Using a functionally independent shellcode payload such as an AceLdr Beacon Stageless shellcode payload, ModuleShifting is able to locally inject without dynamically allocating memory and at the moment generating zero IoC on a Moneta and PE-Sieve scan. I am aware that the AceLdr sleeping payloads can be caught with other great tools such as Hunt-Sleeping-Beacon, but the focus here is on the injection technique itself, not on the payload. In our case what is enabling more stealthiness in the injection is the shellcode functional independence, so that the written malicious bytes can be restored to its original content, effectively erasing the traces of the injection.

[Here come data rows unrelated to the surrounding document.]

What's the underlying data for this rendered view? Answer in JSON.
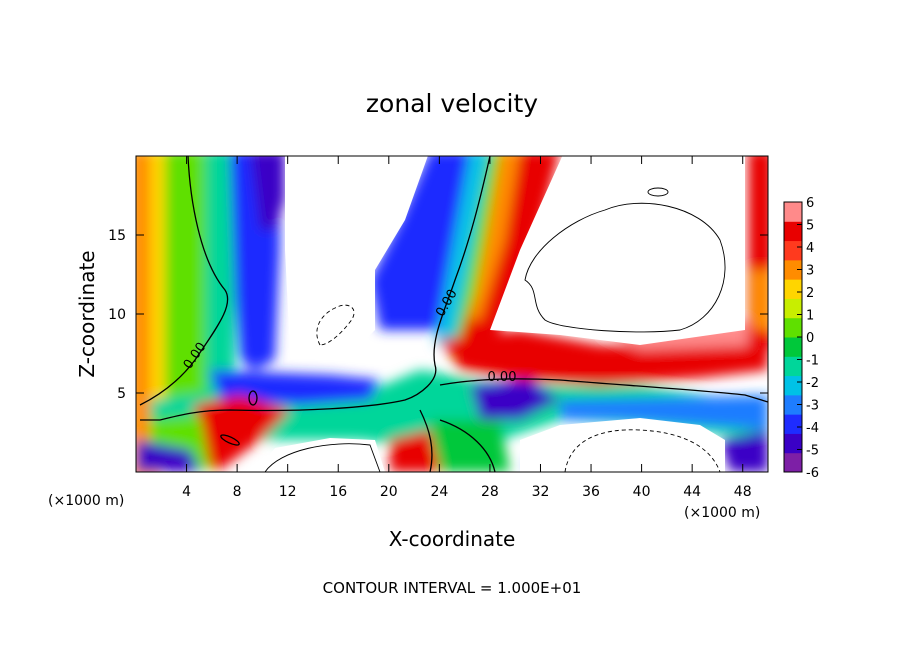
{
  "chart_data": {
    "type": "heatmap",
    "title": "zonal velocity",
    "xlabel": "X-coordinate",
    "ylabel": "Z-coordinate",
    "x_unit_label": "(×1000 m)",
    "x_unit_label_right": "(×1000 m)",
    "footer": "CONTOUR INTERVAL = 1.000E+01",
    "xlim": [
      0,
      50
    ],
    "ylim": [
      0,
      20
    ],
    "x_ticks": [
      4,
      8,
      12,
      16,
      20,
      24,
      28,
      32,
      36,
      40,
      44,
      48
    ],
    "y_ticks": [
      5,
      10,
      15
    ],
    "contour_labels": [
      "0.00",
      "0.00",
      "0.00"
    ],
    "colorbar": {
      "min": -6,
      "max": 6,
      "ticks": [
        6,
        5,
        4,
        3,
        2,
        1,
        0,
        -1,
        -2,
        -3,
        -4,
        -5,
        -6
      ],
      "colors": [
        "#7d1fa6",
        "#3a00c6",
        "#1e2cff",
        "#1e7dff",
        "#00c2e6",
        "#00d69a",
        "#00c83a",
        "#5fe000",
        "#c8ee00",
        "#ffd500",
        "#ff8c00",
        "#ff3a1e",
        "#e80000",
        "#ff8a8a"
      ]
    },
    "field_samples": [
      {
        "x": 2,
        "z": 15,
        "value": 3
      },
      {
        "x": 6,
        "z": 12,
        "value": 0.5
      },
      {
        "x": 10,
        "z": 17,
        "value": -4
      },
      {
        "x": 20,
        "z": 13,
        "value": -4.5
      },
      {
        "x": 24,
        "z": 12,
        "value": -1
      },
      {
        "x": 27,
        "z": 15,
        "value": 3
      },
      {
        "x": 29,
        "z": 16,
        "value": 5
      },
      {
        "x": 16,
        "z": 6,
        "value": -3.5
      },
      {
        "x": 30,
        "z": 6,
        "value": 4
      },
      {
        "x": 45,
        "z": 7,
        "value": 4
      },
      {
        "x": 40,
        "z": 4.5,
        "value": -2
      },
      {
        "x": 8,
        "z": 2,
        "value": 4
      },
      {
        "x": 22,
        "z": 1,
        "value": 5
      }
    ]
  }
}
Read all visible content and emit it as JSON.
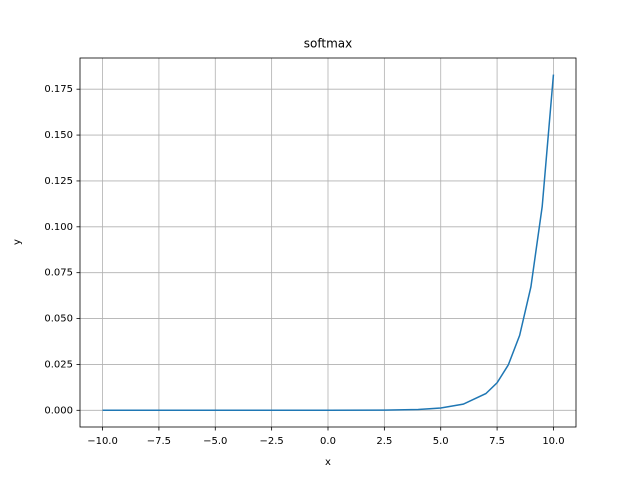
{
  "chart_data": {
    "type": "line",
    "title": "softmax",
    "x_label": "x",
    "y_label": "y",
    "x": [
      -10,
      -7.5,
      -5,
      -2.5,
      0,
      2.5,
      4,
      5,
      6,
      7,
      7.5,
      8,
      8.5,
      9,
      9.5,
      10
    ],
    "series": [
      {
        "color": "#1f77b4",
        "values": [
          0,
          0,
          0,
          0,
          0,
          0.0001,
          0.00045,
          0.00123,
          0.00335,
          0.0091,
          0.015,
          0.0248,
          0.0408,
          0.0673,
          0.111,
          0.183
        ]
      }
    ],
    "xlim": [
      -11,
      11
    ],
    "ylim": [
      -0.0091,
      0.192
    ],
    "xticks": [
      {
        "value": -10,
        "label": "−10.0"
      },
      {
        "value": -7.5,
        "label": "−7.5"
      },
      {
        "value": -5,
        "label": "−5.0"
      },
      {
        "value": -2.5,
        "label": "−2.5"
      },
      {
        "value": 0,
        "label": "0.0"
      },
      2.5,
      {
        "value": 5,
        "label": "5.0"
      },
      7.5,
      {
        "value": 10,
        "label": "10.0"
      }
    ],
    "yticks": [
      {
        "value": 0,
        "label": "0.000"
      },
      0.025,
      {
        "value": 0.05,
        "label": "0.050"
      },
      0.075,
      {
        "value": 0.1,
        "label": "0.100"
      },
      0.125,
      {
        "value": 0.15,
        "label": "0.150"
      },
      0.175
    ],
    "grid": true
  }
}
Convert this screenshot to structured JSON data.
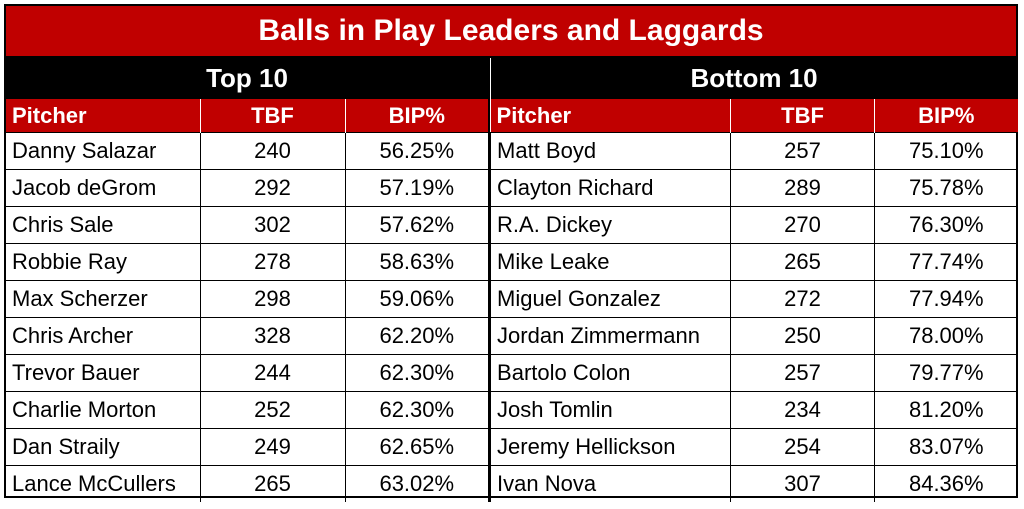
{
  "title": "Balls in Play Leaders and Laggards",
  "top": {
    "group_label": "Top 10",
    "headers": [
      "Pitcher",
      "TBF",
      "BIP%"
    ],
    "rows": [
      {
        "pitcher": "Danny Salazar",
        "tbf": "240",
        "bip": "56.25%"
      },
      {
        "pitcher": "Jacob deGrom",
        "tbf": "292",
        "bip": "57.19%"
      },
      {
        "pitcher": "Chris Sale",
        "tbf": "302",
        "bip": "57.62%"
      },
      {
        "pitcher": "Robbie Ray",
        "tbf": "278",
        "bip": "58.63%"
      },
      {
        "pitcher": "Max Scherzer",
        "tbf": "298",
        "bip": "59.06%"
      },
      {
        "pitcher": "Chris Archer",
        "tbf": "328",
        "bip": "62.20%"
      },
      {
        "pitcher": "Trevor Bauer",
        "tbf": "244",
        "bip": "62.30%"
      },
      {
        "pitcher": "Charlie Morton",
        "tbf": "252",
        "bip": "62.30%"
      },
      {
        "pitcher": "Dan Straily",
        "tbf": "249",
        "bip": "62.65%"
      },
      {
        "pitcher": "Lance McCullers",
        "tbf": "265",
        "bip": "63.02%"
      }
    ]
  },
  "bottom": {
    "group_label": "Bottom 10",
    "headers": [
      "Pitcher",
      "TBF",
      "BIP%"
    ],
    "rows": [
      {
        "pitcher": "Matt Boyd",
        "tbf": "257",
        "bip": "75.10%"
      },
      {
        "pitcher": "Clayton Richard",
        "tbf": "289",
        "bip": "75.78%"
      },
      {
        "pitcher": "R.A. Dickey",
        "tbf": "270",
        "bip": "76.30%"
      },
      {
        "pitcher": "Mike Leake",
        "tbf": "265",
        "bip": "77.74%"
      },
      {
        "pitcher": "Miguel Gonzalez",
        "tbf": "272",
        "bip": "77.94%"
      },
      {
        "pitcher": "Jordan Zimmermann",
        "tbf": "250",
        "bip": "78.00%"
      },
      {
        "pitcher": "Bartolo Colon",
        "tbf": "257",
        "bip": "79.77%"
      },
      {
        "pitcher": "Josh Tomlin",
        "tbf": "234",
        "bip": "81.20%"
      },
      {
        "pitcher": "Jeremy Hellickson",
        "tbf": "254",
        "bip": "83.07%"
      },
      {
        "pitcher": "Ivan Nova",
        "tbf": "307",
        "bip": "84.36%"
      }
    ]
  },
  "colors": {
    "header_red": "#c00000",
    "group_black": "#000000"
  }
}
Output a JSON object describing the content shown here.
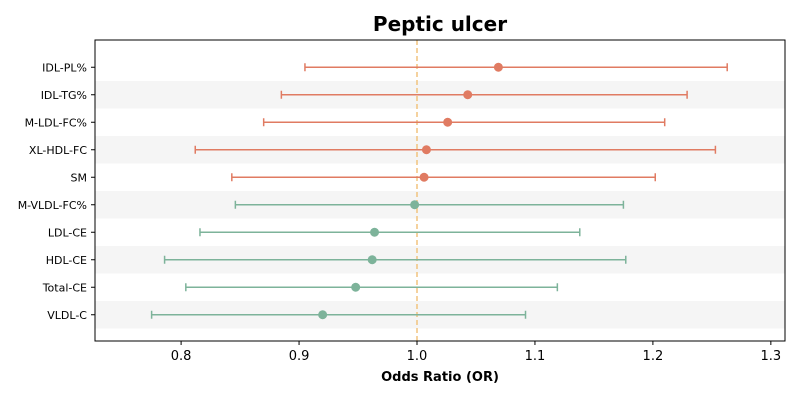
{
  "chart_data": {
    "type": "forest",
    "title": "Peptic ulcer",
    "xlabel": "Odds Ratio (OR)",
    "ylabel": "",
    "xlim": [
      0.727,
      1.312
    ],
    "xticks": [
      0.8,
      0.9,
      1.0,
      1.1,
      1.2,
      1.3
    ],
    "xtick_labels": [
      "0.8",
      "0.9",
      "1.0",
      "1.1",
      "1.2",
      "1.3"
    ],
    "reference_line": 1.0,
    "colors": {
      "risk": "#e07b62",
      "protective": "#7db39a",
      "reference": "#f2c47f",
      "band": "#f5f5f5"
    },
    "rows": [
      {
        "label": "IDL-PL%",
        "or": 1.069,
        "lower": 0.905,
        "upper": 1.263,
        "group": "risk"
      },
      {
        "label": "IDL-TG%",
        "or": 1.043,
        "lower": 0.885,
        "upper": 1.229,
        "group": "risk"
      },
      {
        "label": "M-LDL-FC%",
        "or": 1.026,
        "lower": 0.87,
        "upper": 1.21,
        "group": "risk"
      },
      {
        "label": "XL-HDL-FC",
        "or": 1.008,
        "lower": 0.812,
        "upper": 1.253,
        "group": "risk"
      },
      {
        "label": "SM",
        "or": 1.006,
        "lower": 0.843,
        "upper": 1.202,
        "group": "risk"
      },
      {
        "label": "M-VLDL-FC%",
        "or": 0.998,
        "lower": 0.846,
        "upper": 1.175,
        "group": "protective"
      },
      {
        "label": "LDL-CE",
        "or": 0.964,
        "lower": 0.816,
        "upper": 1.138,
        "group": "protective"
      },
      {
        "label": "HDL-CE",
        "or": 0.962,
        "lower": 0.786,
        "upper": 1.177,
        "group": "protective"
      },
      {
        "label": "Total-CE",
        "or": 0.948,
        "lower": 0.804,
        "upper": 1.119,
        "group": "protective"
      },
      {
        "label": "VLDL-C",
        "or": 0.92,
        "lower": 0.775,
        "upper": 1.092,
        "group": "protective"
      }
    ]
  }
}
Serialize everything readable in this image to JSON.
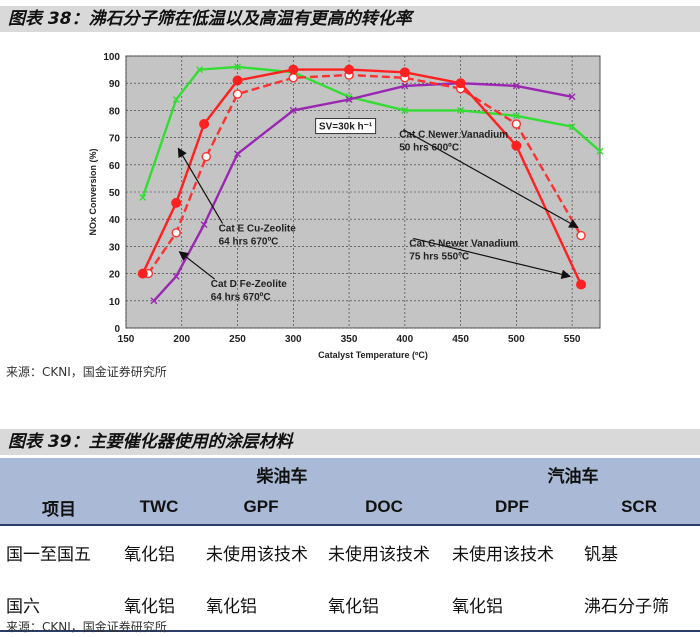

All information and content is provided for educational purposes only. Follow instructions at your own risk. Neither the author nor his employer are responsible for any direct or consequential damage or loss arising from any person or organization.

This work has been made possible because of the knowledge and tools shared by incredible people like Aleksandra Doniec @hasherezade, Forest Orr and Kyle Avery. I heavily used Moneta, PeSieve, PE-Bear and AceLdr throughout all my learning process and they have been key for my understanding of this topic.

ModuleShifting can be used with Pyramid and a Python interpreter to execute the local process injection fully in-memory, avoiding compiled loaders.

Clone the Pyramid repo:

git clone https://github.com/naksyn/Pyramid

Generate a shellcode payload with your preferred C2 and drop it into Pyramid Delivery_files folder. See Caveats section for payload requirements.
modify the parameters of moduleshifting.py script inside Pyramid Modules folder.
Start the Pyramid server: python3 pyramid.py -u testuser -pass testpass -p 443 -enc chacha20 -passenc superpass -generate -server 192.168.1.2 -setcradle moduleshifting.py
execute the generated cradle code on a python interpreter.

Caveats

To successfully execute this technique you should use a shellcode payload that is capable of loading an additional self-sustainable payload in another area of memory. ModuleShifting has been tested with AceLdr payload, which is capable of loading an entire copy of Beacon on the heap, so breaking the functional dependency with the initial shellcode. This technique would work with any shellcode payload that has similar capabilities. So the initial shellcode becomes useless once executed and there's no reason to keep it in memory as an IoC.

A hosting dll with enough space for the shellcode on the targeted section should also be chosen, otherwise the technique will fail.

Module Stomping and Module Shifting need to write shellcode on a legitimate dll memory space. ModuleShifting will eliminate this IoC after the cleanup phase but indicators could be spotted by scanners with realtime inspection capabilities.